"I did not know how to bring in so much darkness because I am a happy person. I did not have any reference point. But I had to deliver and I think it was the nervous energy that brought me into that zone. It is the maximum I have pushed as an individual to perform. This role has depressed me, drained me and has broken me down," Bipasha told PTI.
The Bong beauty says she is fascinated by the dark side of human nature and that was one of the reasons that prompted her to return to the franchise a decade later after 2002 Raaz, also her career's first hit. "All over the world, actors are fascinated by dark roles because the good is very predictable. We all are very normal beings who fear things. I have played such roles and it is fine but a dark character is always more exciting," says Bipasha.
The actress, who started her movie career with a grey role in Ajnabee, believes that Raaz 3 would be one of the darkest roles of her career. The 33-year-old, whose break-up with John Abraham hogged the limelight until recently, says playing an actress on-screen made her realise how vulnerable actors are in real life.

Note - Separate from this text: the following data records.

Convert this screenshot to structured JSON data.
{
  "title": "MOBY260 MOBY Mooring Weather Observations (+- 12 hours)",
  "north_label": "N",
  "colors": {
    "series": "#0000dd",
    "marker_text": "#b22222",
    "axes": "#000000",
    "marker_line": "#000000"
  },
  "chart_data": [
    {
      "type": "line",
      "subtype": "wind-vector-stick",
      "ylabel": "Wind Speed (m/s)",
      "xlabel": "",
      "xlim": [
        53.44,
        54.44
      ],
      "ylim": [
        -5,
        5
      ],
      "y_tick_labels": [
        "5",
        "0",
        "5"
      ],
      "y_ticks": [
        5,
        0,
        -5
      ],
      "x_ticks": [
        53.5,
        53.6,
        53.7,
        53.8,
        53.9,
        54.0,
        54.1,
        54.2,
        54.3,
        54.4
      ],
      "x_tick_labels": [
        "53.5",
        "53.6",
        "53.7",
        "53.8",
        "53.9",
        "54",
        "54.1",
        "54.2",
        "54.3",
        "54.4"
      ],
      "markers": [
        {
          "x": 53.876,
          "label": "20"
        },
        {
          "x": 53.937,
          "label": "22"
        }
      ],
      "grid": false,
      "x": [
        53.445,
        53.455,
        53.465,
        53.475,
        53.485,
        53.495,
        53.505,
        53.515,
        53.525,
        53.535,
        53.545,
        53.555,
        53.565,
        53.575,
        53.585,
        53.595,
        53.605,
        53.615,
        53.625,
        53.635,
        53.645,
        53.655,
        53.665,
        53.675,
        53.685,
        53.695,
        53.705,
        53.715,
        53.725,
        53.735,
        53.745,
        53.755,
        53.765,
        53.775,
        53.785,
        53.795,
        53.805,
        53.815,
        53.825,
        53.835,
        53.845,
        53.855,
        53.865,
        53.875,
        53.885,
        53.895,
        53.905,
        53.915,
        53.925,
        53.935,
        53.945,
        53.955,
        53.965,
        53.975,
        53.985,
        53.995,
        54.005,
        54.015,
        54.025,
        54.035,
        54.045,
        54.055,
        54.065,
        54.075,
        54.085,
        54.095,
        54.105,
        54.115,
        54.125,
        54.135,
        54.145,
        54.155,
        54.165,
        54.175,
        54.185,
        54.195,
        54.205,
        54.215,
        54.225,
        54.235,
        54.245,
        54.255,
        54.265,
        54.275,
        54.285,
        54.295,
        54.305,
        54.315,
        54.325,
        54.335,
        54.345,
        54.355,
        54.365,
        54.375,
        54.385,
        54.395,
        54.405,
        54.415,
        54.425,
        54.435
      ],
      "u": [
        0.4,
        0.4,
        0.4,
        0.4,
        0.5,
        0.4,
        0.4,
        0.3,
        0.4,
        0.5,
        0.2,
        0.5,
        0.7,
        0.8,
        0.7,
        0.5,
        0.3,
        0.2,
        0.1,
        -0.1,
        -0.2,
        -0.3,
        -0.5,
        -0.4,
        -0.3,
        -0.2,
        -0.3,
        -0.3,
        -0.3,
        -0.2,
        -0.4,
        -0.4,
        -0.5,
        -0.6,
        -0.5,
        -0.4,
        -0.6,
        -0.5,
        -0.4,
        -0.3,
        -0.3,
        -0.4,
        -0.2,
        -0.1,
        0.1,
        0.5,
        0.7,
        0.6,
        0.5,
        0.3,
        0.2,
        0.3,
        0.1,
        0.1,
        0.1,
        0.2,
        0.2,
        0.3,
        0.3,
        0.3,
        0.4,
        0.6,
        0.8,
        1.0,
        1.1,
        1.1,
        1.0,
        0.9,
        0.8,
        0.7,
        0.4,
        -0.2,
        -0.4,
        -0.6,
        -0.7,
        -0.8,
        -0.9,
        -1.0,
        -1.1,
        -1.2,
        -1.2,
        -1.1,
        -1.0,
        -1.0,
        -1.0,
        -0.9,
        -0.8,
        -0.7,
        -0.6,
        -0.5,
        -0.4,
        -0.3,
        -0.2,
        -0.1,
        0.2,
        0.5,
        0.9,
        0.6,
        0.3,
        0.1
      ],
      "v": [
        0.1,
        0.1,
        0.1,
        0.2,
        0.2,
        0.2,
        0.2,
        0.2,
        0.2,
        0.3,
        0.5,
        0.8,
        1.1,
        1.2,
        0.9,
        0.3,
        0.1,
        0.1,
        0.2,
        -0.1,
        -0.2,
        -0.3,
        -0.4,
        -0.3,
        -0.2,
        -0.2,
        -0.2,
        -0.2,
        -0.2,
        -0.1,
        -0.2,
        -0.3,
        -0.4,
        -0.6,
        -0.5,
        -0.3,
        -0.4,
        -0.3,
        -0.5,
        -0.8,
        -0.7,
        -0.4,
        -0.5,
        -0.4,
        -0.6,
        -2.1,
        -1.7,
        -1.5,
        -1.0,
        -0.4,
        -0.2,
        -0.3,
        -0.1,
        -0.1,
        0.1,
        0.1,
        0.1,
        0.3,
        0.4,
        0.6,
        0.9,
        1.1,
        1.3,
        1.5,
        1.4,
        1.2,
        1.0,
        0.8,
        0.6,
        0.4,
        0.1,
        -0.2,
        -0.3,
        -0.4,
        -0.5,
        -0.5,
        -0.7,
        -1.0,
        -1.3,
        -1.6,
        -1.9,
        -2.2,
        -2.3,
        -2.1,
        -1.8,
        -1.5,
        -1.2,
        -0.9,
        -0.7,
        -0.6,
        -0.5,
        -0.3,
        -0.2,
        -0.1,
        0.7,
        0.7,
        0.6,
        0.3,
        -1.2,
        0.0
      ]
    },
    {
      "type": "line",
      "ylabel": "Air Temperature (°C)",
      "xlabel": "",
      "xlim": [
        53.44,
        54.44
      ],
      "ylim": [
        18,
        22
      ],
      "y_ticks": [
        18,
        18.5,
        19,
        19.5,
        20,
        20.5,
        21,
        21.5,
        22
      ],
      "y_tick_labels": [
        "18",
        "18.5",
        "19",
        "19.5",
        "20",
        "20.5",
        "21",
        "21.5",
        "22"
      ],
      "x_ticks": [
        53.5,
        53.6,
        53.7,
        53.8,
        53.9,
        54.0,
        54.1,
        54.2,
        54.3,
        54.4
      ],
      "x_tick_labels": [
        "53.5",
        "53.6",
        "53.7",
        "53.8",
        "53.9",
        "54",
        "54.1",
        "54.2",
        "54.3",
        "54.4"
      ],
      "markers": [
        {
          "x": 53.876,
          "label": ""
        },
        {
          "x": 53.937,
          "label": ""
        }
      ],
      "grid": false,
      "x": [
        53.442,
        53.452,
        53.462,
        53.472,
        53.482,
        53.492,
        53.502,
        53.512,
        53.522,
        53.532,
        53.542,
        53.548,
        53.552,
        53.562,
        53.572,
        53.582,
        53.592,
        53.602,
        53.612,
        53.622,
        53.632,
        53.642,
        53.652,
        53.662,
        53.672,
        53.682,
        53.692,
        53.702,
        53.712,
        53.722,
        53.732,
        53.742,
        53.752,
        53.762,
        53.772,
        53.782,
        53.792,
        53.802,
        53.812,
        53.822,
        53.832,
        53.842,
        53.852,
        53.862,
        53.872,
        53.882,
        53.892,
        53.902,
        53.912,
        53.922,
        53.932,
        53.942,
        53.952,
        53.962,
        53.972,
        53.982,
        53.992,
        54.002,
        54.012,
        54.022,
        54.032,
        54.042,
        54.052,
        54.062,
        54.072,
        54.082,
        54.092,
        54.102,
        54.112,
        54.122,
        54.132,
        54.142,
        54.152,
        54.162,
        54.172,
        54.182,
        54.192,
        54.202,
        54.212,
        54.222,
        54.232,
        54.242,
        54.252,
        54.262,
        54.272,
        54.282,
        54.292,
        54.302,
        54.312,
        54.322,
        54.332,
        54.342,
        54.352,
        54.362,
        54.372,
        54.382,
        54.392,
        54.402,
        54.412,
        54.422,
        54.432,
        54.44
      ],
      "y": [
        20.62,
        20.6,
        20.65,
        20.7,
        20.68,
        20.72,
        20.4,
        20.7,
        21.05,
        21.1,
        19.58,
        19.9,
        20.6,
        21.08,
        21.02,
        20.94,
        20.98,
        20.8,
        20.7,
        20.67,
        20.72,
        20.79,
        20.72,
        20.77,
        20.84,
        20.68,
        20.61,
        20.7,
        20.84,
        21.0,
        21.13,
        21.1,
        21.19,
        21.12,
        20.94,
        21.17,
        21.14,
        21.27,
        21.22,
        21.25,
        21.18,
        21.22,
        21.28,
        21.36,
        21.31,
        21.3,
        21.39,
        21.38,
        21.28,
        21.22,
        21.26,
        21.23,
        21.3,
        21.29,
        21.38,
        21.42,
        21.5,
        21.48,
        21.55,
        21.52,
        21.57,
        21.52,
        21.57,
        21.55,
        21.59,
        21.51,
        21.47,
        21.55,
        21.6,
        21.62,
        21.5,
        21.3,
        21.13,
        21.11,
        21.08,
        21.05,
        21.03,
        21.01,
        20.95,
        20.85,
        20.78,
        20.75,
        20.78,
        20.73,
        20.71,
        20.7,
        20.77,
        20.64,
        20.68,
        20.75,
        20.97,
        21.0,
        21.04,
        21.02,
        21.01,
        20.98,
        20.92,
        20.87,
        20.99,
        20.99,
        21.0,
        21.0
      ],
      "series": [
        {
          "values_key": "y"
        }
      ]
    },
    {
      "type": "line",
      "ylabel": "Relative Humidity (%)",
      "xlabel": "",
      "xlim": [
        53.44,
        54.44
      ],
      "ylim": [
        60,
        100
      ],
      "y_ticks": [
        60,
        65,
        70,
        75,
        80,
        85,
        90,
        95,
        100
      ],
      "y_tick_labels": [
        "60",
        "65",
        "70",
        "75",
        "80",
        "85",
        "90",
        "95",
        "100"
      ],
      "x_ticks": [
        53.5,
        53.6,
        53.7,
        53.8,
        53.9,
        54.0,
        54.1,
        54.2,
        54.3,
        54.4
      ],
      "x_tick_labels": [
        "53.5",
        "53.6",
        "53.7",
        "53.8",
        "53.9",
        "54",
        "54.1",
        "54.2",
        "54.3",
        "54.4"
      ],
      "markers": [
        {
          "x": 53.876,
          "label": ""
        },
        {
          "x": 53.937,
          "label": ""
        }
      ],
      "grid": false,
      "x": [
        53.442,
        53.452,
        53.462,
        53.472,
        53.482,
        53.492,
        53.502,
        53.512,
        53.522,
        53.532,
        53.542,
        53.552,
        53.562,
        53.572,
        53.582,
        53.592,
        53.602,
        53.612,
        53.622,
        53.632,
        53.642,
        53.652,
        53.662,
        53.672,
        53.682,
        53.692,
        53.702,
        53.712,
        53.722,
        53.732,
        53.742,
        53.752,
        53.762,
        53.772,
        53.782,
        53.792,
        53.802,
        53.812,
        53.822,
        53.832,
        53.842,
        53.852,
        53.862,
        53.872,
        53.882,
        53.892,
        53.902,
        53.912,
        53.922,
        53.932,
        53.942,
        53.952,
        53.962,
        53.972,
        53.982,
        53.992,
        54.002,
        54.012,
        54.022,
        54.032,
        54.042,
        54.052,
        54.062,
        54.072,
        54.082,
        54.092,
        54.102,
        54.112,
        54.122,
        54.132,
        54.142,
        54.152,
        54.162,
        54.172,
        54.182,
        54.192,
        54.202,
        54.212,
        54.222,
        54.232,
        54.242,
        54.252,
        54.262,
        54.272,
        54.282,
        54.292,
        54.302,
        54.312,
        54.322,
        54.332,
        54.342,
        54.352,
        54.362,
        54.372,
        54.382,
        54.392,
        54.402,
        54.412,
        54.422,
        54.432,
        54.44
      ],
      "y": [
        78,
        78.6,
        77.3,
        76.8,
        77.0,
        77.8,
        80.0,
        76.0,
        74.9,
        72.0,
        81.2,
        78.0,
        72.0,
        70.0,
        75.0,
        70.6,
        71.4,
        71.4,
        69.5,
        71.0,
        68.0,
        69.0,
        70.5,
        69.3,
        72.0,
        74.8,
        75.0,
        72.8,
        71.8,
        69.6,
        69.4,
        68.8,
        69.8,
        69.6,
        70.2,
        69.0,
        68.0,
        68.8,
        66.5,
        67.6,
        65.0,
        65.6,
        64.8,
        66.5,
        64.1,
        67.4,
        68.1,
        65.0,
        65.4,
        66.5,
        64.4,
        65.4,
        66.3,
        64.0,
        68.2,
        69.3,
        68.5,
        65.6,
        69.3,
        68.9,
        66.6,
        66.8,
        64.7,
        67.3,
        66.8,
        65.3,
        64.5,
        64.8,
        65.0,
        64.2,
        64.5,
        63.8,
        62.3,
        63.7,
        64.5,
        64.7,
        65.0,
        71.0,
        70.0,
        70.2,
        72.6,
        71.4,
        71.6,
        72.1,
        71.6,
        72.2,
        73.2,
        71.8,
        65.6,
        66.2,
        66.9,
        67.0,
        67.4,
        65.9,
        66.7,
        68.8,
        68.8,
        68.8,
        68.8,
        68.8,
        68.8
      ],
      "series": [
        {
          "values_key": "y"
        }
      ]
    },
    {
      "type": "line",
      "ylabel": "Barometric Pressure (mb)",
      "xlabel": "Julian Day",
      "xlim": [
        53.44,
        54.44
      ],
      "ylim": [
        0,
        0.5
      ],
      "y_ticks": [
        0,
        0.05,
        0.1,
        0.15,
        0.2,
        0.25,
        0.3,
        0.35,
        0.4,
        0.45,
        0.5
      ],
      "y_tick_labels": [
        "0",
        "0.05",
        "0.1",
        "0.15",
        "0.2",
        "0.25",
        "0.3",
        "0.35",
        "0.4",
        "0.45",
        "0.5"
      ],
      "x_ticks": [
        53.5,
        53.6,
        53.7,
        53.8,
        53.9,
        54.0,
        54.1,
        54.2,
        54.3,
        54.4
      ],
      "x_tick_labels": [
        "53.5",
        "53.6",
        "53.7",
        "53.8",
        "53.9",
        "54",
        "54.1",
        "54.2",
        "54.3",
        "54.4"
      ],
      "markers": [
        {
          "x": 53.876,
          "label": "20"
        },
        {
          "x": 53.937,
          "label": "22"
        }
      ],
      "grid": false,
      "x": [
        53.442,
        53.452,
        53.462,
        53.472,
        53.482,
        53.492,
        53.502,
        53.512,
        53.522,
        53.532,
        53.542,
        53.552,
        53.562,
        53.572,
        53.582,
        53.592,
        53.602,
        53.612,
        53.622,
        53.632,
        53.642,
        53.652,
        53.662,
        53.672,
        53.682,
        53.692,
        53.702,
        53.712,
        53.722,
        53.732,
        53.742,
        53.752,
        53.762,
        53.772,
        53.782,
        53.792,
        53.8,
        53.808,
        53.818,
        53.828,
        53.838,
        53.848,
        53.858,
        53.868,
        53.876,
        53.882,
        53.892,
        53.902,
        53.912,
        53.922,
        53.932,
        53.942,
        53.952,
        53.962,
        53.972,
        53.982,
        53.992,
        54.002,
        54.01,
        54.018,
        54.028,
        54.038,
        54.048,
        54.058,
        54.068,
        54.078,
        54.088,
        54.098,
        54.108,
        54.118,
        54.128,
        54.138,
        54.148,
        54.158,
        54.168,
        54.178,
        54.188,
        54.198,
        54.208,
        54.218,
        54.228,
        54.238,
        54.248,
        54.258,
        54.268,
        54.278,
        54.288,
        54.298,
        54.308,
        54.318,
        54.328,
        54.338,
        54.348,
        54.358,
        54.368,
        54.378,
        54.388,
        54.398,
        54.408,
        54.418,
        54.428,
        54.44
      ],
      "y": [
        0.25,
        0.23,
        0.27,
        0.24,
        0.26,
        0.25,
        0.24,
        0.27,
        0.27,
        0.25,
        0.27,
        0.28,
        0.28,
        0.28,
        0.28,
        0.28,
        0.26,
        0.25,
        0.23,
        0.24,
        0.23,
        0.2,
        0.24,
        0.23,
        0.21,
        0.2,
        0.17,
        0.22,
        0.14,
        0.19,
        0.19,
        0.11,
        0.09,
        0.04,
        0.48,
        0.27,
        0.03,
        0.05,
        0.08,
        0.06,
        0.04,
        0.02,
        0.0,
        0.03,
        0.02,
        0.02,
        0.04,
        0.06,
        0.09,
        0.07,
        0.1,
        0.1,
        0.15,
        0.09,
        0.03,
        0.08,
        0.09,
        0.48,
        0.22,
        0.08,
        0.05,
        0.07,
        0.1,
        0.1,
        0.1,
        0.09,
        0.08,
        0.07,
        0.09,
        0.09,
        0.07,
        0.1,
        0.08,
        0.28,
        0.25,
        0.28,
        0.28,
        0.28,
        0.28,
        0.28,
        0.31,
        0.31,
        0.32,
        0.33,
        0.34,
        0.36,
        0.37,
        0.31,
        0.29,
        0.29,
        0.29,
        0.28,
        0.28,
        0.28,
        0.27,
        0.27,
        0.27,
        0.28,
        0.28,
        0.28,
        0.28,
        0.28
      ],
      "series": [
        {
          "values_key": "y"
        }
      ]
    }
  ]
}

"This role made me think that how we don't accept the basic fragile emotions that we actors have. We are always supposed to be strong, perfect creatures to others. Everybody envies our lives but there is a lot more fragile about actors."
"You have to be the same human being that everyone else is but you have to put up a front all the time otherwise you are going to be scrutinised, you are going to be poked, wounded and hurt," she says. The actress says working on the film, which harps on the insecurities of the showbiz world, helped her come to term with her personal life too.
"The film brought out the little bit of human in me. I learnt to accept that there are things that are going on in my life that I need to accept. I am not this pillar of strength that I project for people who love me or look up to me. I accepted during the course of this film that it is okay to be fragile and vulnerable."
Asked if she was forced to tap into the insecurities that come with the profession, Bipasha says she is well acquainted with fame and failure. "As an actor I have gone through real exciting and turbulent times. It is the truth in every actor's life. Nobody is safe. You have to hit the bottom to climb up again. You need to know the flavour of both. But my character's problem is that she adopts really dark means to retain her fame."